Kool-Aid pickles—sometimes known as koolickles, pickoolas, or red pickles—are frequently found throughout the South. Atlas Obscura reports that a Mississippi-based convenience store chain, Double Quick, keeps this sweet and salty treat stocked.
The premise is simple: Add powdered fruit punch-flavored Kool Aid mix to a jar of pickles, stir, and let the pickles absorb the artificial fruit punch flavor over the course of a couple days. The longer you keep the pickles sitting, the redder and sweeter they become.
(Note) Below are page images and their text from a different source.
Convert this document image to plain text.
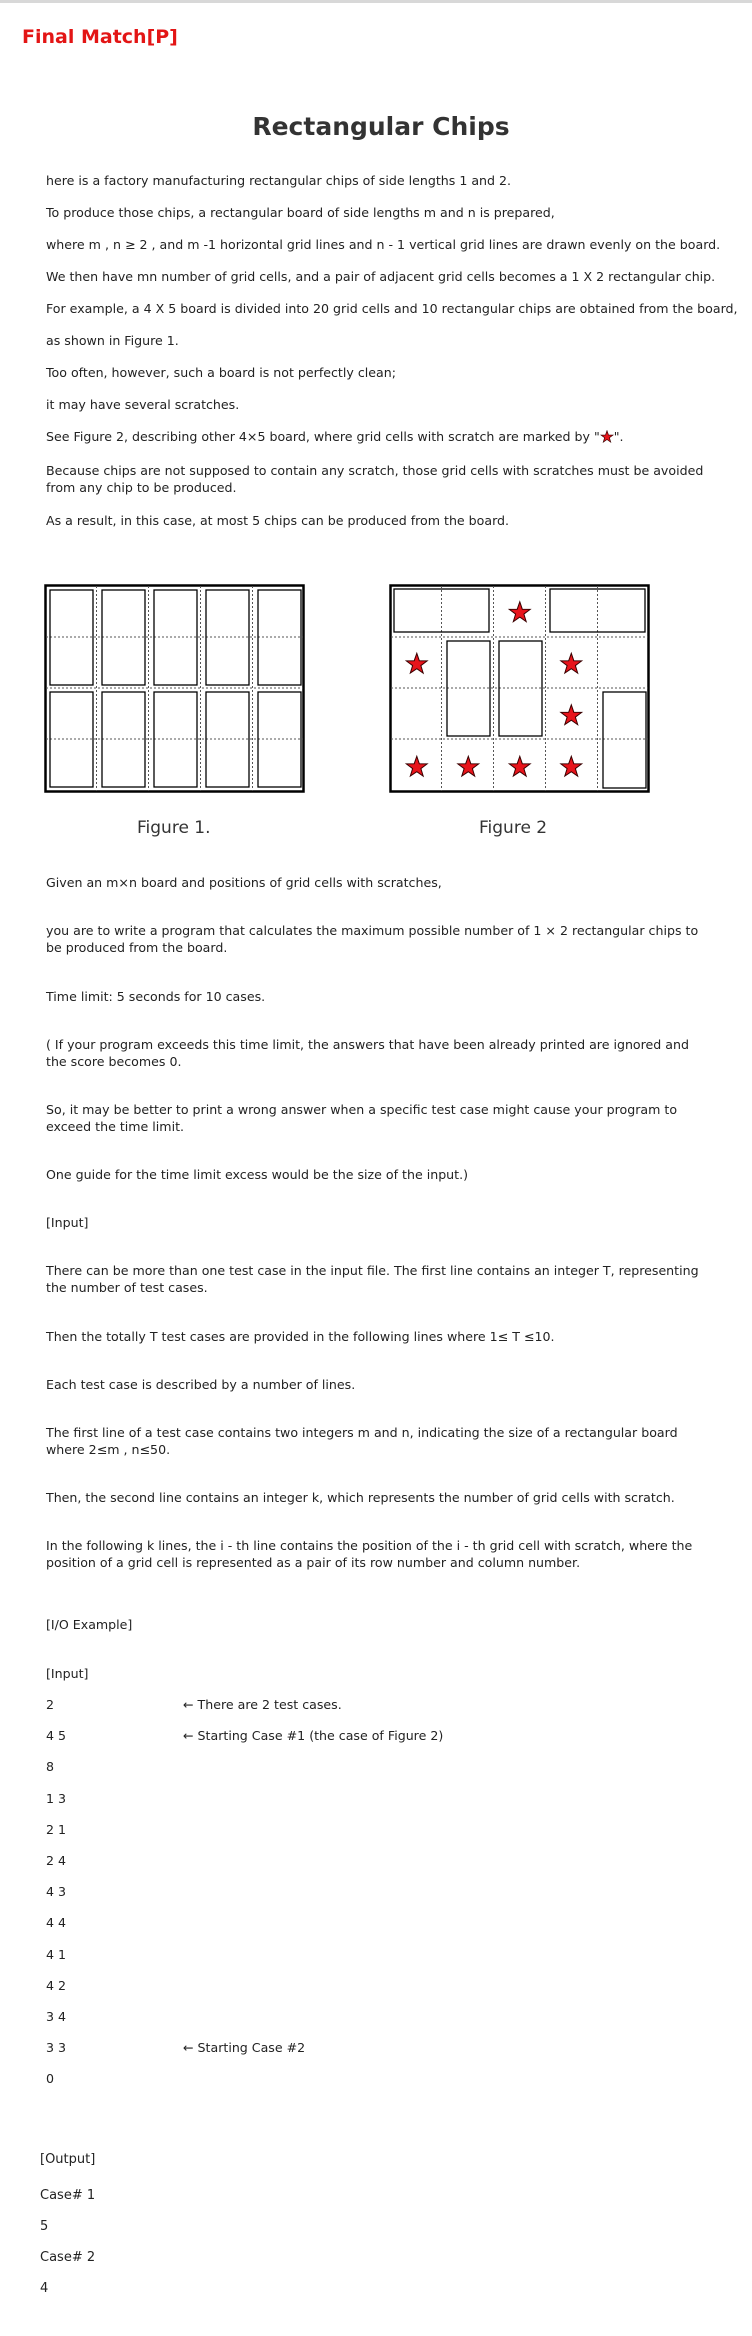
Final Match[P]
Rectangular Chips
here is a factory manufacturing rectangular chips of side lengths 1 and 2.
To produce those chips, a rectangular board of side lengths m and n is prepared,
where m , n ≥ 2 , and m -1 horizontal grid lines and n - 1 vertical grid lines are drawn evenly on the board.
We then have mn number of grid cells, and a pair of adjacent grid cells becomes a 1 X 2 rectangular chip.
For example, a 4 X 5 board is divided into 20 grid cells and 10 rectangular chips are obtained from the board,
as shown in Figure 1.
Too often, however, such a board is not perfectly clean;
it may have several scratches.
See Figure 2, describing other 4×5 board, where grid cells with scratch are marked by " ".
Because chips are not supposed to contain any scratch, those grid cells with scratches must be avoided from any chip to be produced.
As a result, in this case, at most 5 chips can be produced from the board.
Figure 1.	Figure 2
Given an m×n board and positions of grid cells with scratches,
you are to write a program that calculates the maximum possible number of 1 × 2 rectangular chips to be produced from the board.
Time limit: 5 seconds for 10 cases.
( If your program exceeds this time limit, the answers that have been already printed are ignored and the score becomes 0.
So, it may be better to print a wrong answer when a specific test case might cause your program to exceed the time limit.
One guide for the time limit excess would be the size of the input.)
[Input]
There can be more than one test case in the input file. The first line contains an integer T, representing the number of test cases.
Then the totally T test cases are provided in the following lines where 1≤ T ≤10.
Each test case is described by a number of lines.
The first line of a test case contains two integers m and n, indicating the size of a rectangular board where 2≤m , n≤50.
Then, the second line contains an integer k, which represents the number of grid cells with scratch.
In the following k lines, the i - th line contains the position of the i - th grid cell with scratch, where the position of a grid cell is represented as a pair of its row number and column number.
[I/O Example]
[Input]
2	← There are 2 test cases.
4 5	← Starting Case #1 (the case of Figure 2)
8
1 3
2 1
2 4
4 3
4 4
4 1
4 2
3 4
3 3	← Starting Case #2
0
[Output]
Case# 1
5
Case# 2
4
This phenomenon has spread to far away lands, like Montreal’s La Belle et La Boeuf where red pickles arrive alongside burgers, and Long Beach, California’s Wut-A-Pickle (which also carries a rainbow of other flavors like blue raspberry lemonade, watermelon, tropical berry, mango, and more).
If sweet and savory works in a peanut butter and jelly sandwich, on a charcuterie board, or salt flecked chocolate chip cookies, who is to say that it won’t work in a pickle?
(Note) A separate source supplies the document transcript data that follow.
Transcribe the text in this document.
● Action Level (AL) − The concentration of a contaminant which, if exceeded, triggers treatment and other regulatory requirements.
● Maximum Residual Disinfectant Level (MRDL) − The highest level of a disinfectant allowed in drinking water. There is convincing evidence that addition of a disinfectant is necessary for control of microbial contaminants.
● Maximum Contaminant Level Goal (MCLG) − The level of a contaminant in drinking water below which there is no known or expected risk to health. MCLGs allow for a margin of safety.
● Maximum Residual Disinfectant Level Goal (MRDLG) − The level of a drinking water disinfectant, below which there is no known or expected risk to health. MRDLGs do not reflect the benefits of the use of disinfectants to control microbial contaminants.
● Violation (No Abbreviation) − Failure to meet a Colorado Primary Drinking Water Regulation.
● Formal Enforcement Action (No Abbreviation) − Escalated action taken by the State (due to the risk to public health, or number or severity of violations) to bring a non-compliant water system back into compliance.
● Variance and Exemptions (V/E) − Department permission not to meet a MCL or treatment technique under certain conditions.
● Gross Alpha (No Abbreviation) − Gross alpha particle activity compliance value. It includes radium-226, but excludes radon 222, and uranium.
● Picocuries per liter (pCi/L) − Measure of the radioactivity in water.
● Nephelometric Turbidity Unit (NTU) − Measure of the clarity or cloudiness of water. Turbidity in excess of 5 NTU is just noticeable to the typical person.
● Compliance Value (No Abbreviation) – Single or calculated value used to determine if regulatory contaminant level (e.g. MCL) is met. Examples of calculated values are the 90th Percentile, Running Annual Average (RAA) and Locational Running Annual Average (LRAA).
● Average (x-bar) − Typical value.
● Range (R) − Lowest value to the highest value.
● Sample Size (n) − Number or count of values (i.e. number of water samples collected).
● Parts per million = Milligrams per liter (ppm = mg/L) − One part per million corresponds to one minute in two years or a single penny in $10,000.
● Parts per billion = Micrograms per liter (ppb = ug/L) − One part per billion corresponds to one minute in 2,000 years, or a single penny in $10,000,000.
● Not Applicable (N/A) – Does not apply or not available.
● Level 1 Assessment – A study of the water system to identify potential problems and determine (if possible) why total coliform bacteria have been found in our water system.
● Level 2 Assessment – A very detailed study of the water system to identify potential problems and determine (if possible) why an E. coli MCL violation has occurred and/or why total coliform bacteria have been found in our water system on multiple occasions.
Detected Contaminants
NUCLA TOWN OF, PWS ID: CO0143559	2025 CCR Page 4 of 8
Making my own Kool-Aid Pickles
I knew I needed to find out for myself if this is an appropriate hot girl pickle recipe. For my own attempt at this, I added one ounce of powder to a 32-ounce jar of pickles (Grillo’s is my absolute favorite), stirred, and waited.
The color and smell initially threw me—is it possible for dill and garlic to live harmoniously with neon red fruit punch powder?—but I did not let that, or the negative responses to my Instagram story documenting this creation, deter me.
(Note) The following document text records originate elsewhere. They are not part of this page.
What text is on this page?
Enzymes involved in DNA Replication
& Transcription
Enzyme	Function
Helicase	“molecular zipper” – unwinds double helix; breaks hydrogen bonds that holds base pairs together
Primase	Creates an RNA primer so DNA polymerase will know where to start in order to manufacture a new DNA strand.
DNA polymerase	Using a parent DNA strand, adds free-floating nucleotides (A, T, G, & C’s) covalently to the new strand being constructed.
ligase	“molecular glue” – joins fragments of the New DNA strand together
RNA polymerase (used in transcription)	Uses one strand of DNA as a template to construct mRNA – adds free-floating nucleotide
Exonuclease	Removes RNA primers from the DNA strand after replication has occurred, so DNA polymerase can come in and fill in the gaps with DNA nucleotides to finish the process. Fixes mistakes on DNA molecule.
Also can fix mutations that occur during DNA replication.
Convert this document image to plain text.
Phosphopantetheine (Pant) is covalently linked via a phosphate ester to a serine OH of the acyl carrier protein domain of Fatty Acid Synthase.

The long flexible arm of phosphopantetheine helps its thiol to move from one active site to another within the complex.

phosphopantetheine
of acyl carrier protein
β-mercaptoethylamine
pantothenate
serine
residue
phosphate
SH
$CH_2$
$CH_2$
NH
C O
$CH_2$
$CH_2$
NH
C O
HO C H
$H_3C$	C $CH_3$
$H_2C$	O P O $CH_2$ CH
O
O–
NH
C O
I ended up letting my pickles absorb the fruit punch flavor for two days. When I finally fished them out, they were as red as a Starbucks holiday cup and smelled equally like vinegar and Kool-Aid. I am not embarrassed to admit that I immediately salivated.
The flavor, you’ll be unsurprised to learn, tastes like how you would imagine it to: sweet, garlicky, salty, tart, and juicy. But instead of duking it out for flavor supremacy, the Kool-Aid shockingly tones down the abrasive garlic flavor and is a welcomed balm. I even drank the Kool-Aid dyed pickle juice, which was refreshing, and immediately decided it would make for a wonderful martini. Sure, it wouldn’t be the classiest cocktail in all the land—James Bond wouldn’t order it shaken or stirred—but I know my fellow hot girl pickle lovers would appreciate it.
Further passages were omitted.